Chez Gérard NOIRET le poème naît souvent du choc
de deux réalités comme dans les Les Proportions
où la perception d’une réalité effroyable
jouxte le dérisoire. La veine poétique de Gérard
NOIRET demeure résolument dans la sphère de l'être
humain. A ses côtés l’oubli est impensable. Nul,
perdu dans l’immensité du temps, à la périphérie
des guerres ou au seuil de sa propre histoire ne doit être oublié.
Tout nom doit être noté, notifié, inscrit ; tout
geste remémoré , commémoré. Alors seulement
et à ce prix ils renaissent, «…au-dessus des grillons
» ou de couples «- Amants, heureux amants,… »

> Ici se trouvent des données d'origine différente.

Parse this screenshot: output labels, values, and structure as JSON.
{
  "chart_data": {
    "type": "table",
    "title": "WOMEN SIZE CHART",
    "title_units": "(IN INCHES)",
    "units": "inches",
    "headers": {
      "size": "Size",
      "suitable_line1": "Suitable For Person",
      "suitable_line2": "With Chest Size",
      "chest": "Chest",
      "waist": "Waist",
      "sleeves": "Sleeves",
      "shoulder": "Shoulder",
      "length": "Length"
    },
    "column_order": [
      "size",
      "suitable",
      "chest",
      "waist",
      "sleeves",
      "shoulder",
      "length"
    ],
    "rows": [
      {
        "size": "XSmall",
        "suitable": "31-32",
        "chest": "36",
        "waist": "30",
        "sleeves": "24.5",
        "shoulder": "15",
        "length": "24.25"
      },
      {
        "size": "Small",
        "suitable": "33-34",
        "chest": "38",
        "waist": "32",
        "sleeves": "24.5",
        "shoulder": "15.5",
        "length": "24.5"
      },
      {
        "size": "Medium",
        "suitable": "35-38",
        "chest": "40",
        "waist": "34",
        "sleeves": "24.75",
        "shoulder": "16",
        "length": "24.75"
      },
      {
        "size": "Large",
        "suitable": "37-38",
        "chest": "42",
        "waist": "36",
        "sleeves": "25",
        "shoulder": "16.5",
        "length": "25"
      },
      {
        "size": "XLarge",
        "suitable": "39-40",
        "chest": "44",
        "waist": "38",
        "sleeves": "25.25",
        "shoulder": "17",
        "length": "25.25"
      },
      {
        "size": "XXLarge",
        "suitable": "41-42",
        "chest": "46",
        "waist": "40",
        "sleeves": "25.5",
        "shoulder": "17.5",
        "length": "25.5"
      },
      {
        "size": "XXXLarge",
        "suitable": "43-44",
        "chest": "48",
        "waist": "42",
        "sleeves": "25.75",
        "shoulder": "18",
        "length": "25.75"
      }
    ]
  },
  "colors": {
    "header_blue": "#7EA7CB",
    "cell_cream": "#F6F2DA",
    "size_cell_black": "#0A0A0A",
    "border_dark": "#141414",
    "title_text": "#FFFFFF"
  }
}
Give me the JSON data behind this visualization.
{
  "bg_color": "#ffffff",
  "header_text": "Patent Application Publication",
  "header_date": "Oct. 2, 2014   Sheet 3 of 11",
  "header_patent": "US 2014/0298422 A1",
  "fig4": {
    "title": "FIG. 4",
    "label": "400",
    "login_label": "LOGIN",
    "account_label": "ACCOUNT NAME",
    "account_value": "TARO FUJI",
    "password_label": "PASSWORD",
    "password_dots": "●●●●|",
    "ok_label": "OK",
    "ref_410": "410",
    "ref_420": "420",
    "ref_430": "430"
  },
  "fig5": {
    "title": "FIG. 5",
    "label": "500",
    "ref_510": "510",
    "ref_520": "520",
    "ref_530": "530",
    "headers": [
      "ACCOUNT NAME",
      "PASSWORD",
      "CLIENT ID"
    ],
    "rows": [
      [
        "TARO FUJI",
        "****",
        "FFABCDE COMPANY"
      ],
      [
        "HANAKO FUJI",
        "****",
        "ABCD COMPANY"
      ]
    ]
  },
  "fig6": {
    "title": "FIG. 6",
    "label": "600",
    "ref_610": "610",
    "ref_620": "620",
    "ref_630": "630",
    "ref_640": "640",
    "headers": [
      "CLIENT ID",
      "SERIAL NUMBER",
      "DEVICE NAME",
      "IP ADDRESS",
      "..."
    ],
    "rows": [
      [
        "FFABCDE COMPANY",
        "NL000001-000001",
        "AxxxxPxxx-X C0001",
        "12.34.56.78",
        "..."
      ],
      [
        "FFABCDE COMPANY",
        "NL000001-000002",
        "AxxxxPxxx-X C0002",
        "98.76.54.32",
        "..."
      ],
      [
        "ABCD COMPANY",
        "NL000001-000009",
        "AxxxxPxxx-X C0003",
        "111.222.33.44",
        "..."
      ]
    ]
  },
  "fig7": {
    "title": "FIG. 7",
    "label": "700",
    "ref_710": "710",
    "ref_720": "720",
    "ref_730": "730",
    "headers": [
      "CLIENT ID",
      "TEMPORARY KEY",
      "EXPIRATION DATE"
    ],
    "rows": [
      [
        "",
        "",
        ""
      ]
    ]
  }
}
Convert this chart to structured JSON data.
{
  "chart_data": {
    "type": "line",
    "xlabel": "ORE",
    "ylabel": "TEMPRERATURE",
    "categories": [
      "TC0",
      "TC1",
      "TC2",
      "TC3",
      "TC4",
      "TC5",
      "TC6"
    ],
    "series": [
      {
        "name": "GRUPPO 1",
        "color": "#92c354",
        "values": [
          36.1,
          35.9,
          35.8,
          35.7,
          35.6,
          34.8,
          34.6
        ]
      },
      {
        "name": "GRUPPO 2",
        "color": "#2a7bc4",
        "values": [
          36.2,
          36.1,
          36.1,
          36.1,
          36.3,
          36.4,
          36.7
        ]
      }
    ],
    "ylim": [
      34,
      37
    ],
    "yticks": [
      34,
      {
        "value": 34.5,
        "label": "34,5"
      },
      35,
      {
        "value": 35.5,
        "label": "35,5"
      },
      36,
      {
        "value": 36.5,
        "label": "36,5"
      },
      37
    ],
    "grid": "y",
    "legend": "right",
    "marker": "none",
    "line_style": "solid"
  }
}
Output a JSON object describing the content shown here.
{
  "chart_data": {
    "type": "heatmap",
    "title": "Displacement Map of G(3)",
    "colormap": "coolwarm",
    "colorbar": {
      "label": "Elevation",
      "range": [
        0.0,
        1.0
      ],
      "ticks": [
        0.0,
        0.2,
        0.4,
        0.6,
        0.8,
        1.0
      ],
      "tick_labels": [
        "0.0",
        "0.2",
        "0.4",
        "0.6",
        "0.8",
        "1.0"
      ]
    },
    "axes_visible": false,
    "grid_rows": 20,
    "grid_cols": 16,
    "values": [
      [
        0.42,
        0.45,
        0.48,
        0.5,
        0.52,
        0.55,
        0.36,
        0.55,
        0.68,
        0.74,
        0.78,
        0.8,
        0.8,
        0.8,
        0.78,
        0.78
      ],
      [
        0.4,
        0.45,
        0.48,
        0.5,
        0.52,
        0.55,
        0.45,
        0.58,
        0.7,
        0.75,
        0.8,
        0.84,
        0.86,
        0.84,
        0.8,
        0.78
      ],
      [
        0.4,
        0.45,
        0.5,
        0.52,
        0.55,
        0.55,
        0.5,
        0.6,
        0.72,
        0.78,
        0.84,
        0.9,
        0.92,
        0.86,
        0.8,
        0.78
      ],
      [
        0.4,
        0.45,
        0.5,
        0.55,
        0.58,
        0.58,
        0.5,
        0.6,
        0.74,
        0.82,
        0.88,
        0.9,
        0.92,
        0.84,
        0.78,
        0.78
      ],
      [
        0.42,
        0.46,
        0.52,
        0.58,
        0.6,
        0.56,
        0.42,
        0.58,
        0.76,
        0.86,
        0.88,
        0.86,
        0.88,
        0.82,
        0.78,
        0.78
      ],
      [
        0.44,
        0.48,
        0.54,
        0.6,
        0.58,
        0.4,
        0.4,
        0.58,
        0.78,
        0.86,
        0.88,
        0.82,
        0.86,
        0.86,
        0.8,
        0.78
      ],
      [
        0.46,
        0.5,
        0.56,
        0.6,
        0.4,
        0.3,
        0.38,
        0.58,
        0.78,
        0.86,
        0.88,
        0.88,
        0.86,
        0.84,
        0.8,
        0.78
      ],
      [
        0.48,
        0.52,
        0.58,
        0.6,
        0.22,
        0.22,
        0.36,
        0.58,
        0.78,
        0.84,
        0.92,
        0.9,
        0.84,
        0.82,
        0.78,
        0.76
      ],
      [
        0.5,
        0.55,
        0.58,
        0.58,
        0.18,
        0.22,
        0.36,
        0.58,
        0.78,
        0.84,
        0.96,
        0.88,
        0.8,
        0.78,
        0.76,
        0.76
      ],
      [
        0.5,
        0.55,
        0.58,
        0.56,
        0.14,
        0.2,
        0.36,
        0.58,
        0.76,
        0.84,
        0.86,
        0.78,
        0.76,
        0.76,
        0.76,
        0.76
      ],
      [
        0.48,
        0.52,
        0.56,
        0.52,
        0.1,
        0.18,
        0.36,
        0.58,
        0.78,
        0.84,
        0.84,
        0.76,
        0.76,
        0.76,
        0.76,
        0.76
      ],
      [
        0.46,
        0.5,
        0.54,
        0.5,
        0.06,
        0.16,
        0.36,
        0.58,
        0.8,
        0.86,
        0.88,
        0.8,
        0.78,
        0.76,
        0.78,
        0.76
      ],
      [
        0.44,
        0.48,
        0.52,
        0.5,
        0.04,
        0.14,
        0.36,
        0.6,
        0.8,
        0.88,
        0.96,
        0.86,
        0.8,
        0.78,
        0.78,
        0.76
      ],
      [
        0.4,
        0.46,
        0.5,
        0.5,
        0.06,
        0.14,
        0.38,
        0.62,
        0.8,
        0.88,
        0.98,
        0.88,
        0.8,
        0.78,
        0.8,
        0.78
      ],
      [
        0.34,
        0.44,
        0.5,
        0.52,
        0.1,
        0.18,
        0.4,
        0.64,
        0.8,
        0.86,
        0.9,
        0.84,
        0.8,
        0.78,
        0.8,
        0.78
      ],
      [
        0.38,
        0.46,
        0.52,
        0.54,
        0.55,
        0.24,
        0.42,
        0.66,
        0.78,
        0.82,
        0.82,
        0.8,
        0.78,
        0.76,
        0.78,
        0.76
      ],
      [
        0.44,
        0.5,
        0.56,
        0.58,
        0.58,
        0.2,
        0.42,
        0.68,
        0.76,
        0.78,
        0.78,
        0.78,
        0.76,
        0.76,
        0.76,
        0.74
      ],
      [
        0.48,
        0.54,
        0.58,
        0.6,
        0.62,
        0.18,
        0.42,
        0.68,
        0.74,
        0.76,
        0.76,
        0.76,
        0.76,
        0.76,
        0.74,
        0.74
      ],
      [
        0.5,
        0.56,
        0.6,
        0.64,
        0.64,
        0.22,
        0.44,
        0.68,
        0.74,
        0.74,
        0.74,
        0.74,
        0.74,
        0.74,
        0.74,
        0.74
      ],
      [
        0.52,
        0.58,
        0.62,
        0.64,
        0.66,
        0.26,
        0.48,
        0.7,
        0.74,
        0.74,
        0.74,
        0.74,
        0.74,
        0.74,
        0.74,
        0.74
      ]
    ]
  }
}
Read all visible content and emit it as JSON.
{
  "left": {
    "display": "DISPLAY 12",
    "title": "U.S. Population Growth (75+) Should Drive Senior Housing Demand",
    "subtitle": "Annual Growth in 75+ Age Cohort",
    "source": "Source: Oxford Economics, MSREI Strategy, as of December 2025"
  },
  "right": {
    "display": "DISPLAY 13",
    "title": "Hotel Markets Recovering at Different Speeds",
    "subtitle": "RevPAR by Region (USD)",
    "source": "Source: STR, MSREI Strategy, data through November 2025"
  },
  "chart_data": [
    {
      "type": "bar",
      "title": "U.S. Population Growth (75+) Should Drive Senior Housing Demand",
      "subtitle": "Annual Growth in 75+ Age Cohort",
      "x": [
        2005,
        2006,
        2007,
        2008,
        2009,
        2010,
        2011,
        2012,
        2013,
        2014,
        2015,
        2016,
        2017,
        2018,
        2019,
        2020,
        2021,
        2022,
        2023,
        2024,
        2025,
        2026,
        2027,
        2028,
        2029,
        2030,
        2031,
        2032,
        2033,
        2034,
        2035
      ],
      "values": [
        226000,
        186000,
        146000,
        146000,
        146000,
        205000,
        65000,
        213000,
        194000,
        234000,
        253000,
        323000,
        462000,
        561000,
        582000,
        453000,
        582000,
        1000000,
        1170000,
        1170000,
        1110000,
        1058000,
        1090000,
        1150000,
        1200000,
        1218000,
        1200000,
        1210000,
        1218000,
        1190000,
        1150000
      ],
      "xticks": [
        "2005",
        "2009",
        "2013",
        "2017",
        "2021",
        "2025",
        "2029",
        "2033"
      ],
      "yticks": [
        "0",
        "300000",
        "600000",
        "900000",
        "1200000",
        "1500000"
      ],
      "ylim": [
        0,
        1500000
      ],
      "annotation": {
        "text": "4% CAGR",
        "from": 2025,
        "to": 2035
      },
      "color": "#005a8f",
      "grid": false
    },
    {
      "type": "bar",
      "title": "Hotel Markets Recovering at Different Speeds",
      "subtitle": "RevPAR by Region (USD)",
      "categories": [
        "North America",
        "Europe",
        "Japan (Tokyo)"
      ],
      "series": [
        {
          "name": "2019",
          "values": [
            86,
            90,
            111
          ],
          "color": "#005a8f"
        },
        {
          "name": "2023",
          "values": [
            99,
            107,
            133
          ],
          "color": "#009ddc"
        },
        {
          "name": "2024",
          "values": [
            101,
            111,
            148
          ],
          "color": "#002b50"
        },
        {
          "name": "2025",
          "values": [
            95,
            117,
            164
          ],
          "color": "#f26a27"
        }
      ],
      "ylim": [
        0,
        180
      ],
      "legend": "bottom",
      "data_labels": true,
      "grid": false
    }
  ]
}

dont le rituel amoureux inspire aux voix désincarnées,
des regrets.
Que ça touche à
ton être...
« ...Quand l’insouciance pivote sur ses gonds
que ça touche à ton être…et que tout vérifie
» LA BLEUISSURE
« ... L’œil du lapin avec sa paupière mal
fermée,
l’iris tourné vers le rien
Voilà ce qui habite quand
la mort vous
brandit au-dessus des tranchées… »
L’OFFENSIVE
Il y a dans ces versets ce qui sous-tend
et ce livre et la destinée de toute vie humaine. Ce qui plane,
perpétuel, au- dessus de chacun et achoppe à la rencontre
des deux histoires, l’individuelle et l’Officielle. Et lorsque
« ... Aussi nombreux qu’ils
soient leurs dépôts
n’augmentèrent pas
D’un seul millimètre
la tourbe qui fait le
gros dos entre les mares » DE LA FALAISE
Gérard NOIRET nous suggère peut-être, à l’aube
de ce prochain millénaire et alors que l’actualité
nous assaille de sa barbarie renaissante, de nous interroger sans répit
sur le “Sens”. Celui de nos pas – singuliers –,
celui de nos gestes – quotidiens – face aux bornes inextinguibles
qui délimitent toutes vies. Il confronte les grands mécanismes
qui président au déroulement de l’Histoire avec
celui de cette palpitation au creux de notre poitrine et nous laisse
à penser que l’inégalité du rapport ne laisse
que peu de marge pour incliner la tendance.
TOUTES VOIX CONFONDUES
Gérard Noiret.
Edition Maurice Nadeau / Collection les Beaux jours.